蟻の王

呉(ご)の富陽(ふよう)県(浙江省)の董昭之(とうしょうし)が船で銭塘江(せんとうこう)を渡った。江の中ほどまで来たところで、水に浮いた葦の上に一匹の蟻がいるのを見かけた。蟻は葦の端まで行っては戻ることを繰り返していた。


「死ぬのがこわいんだな」


昭之は蟻のいる葦に紐をつけて船にすくい上げた。それを見た船の同乗者達は罵った。


「これは毒虫だぞ。船に乗せたら、踏みつぶしてやる」


そうこうしているうちに船は岸に着き、蟻は紐を伝って岸に上がった。


その夜、昭之の夢に黒衣をまとった人が現われた。黒衣の人は百人ばかりを引き連れて、昭之に礼の言葉を述べた。

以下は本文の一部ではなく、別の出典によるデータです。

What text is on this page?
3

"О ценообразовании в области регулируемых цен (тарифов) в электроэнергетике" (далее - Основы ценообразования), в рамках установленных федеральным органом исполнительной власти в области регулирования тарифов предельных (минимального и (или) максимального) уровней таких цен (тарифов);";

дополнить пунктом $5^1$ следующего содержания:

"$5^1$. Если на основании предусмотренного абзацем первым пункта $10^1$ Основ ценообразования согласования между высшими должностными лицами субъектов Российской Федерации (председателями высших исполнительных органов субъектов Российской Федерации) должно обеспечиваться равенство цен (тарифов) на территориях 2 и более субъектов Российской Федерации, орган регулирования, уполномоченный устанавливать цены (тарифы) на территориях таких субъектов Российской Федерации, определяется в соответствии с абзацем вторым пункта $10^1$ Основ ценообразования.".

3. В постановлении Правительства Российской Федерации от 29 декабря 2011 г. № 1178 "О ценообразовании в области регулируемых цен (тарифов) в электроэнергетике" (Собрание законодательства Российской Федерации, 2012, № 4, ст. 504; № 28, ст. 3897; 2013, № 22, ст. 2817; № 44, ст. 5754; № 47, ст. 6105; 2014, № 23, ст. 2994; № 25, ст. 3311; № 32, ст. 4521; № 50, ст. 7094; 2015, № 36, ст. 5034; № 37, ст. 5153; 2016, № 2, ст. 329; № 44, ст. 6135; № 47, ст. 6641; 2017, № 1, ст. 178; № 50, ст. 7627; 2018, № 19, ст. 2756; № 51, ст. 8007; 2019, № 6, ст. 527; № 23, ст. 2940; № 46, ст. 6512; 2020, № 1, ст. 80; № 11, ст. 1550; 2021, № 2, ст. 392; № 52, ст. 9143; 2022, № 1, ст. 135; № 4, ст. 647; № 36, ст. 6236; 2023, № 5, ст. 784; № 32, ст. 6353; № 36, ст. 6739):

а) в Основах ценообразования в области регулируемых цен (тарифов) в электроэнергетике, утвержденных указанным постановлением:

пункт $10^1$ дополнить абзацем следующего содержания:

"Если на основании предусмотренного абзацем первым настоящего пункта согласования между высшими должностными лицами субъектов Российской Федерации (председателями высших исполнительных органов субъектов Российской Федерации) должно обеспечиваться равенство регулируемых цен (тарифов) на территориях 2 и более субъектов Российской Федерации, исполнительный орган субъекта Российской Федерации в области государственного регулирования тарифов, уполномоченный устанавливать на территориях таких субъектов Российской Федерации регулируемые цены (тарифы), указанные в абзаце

「私の不注意から水に落ちたところを、あなた様に助けていただきました。私は蟻の王です。もしも危難に見舞われた時には、私をお呼び下さい」


それから十年あまりが経った。江東の各地を盗賊が暴れ回った。昭之は余杭山(よこうさん)を通りかかった時、盗賊の頭目と間違われて捕らえられ、余姚(よよう)県の獄に繋がれた。


昭之は蟻の王の夢を思い出した。しかし、どうやって助けを求めたらよいのかわからなかった。昭之が思い悩んでいると、同じ牢に繋がれた囚人がその様子に気づいてたずねてきた。


「さっきから何を考え込んでいるのかね?」


そこで、昭之は蟻の王のことを話した。


「しかし、どうやって助けを求めたらよいのかわからんのだよ」


すると、その囚人は言った。


「そこらにいる蟻を二、三匹手の平に載せて、心の中で祈ってみたらどうかね」


昭之がその言葉の通りにすると、果たして夢に黒衣の人が現われた。


「急いでここを出て、余杭山に逃げるのです。すぐに天子の大赦(たいしゃ)が下りますから、それまで隠れているのですよ」


昭之が目覚めると、蟻が足かせに群がって食い切った。昭之はこっそり獄を抜け出し、銭塘江を渡って余杭山に逃げ込んだ。ほどなくして天子の大赦に遇い、昭之の冤罪も帳消しとなった。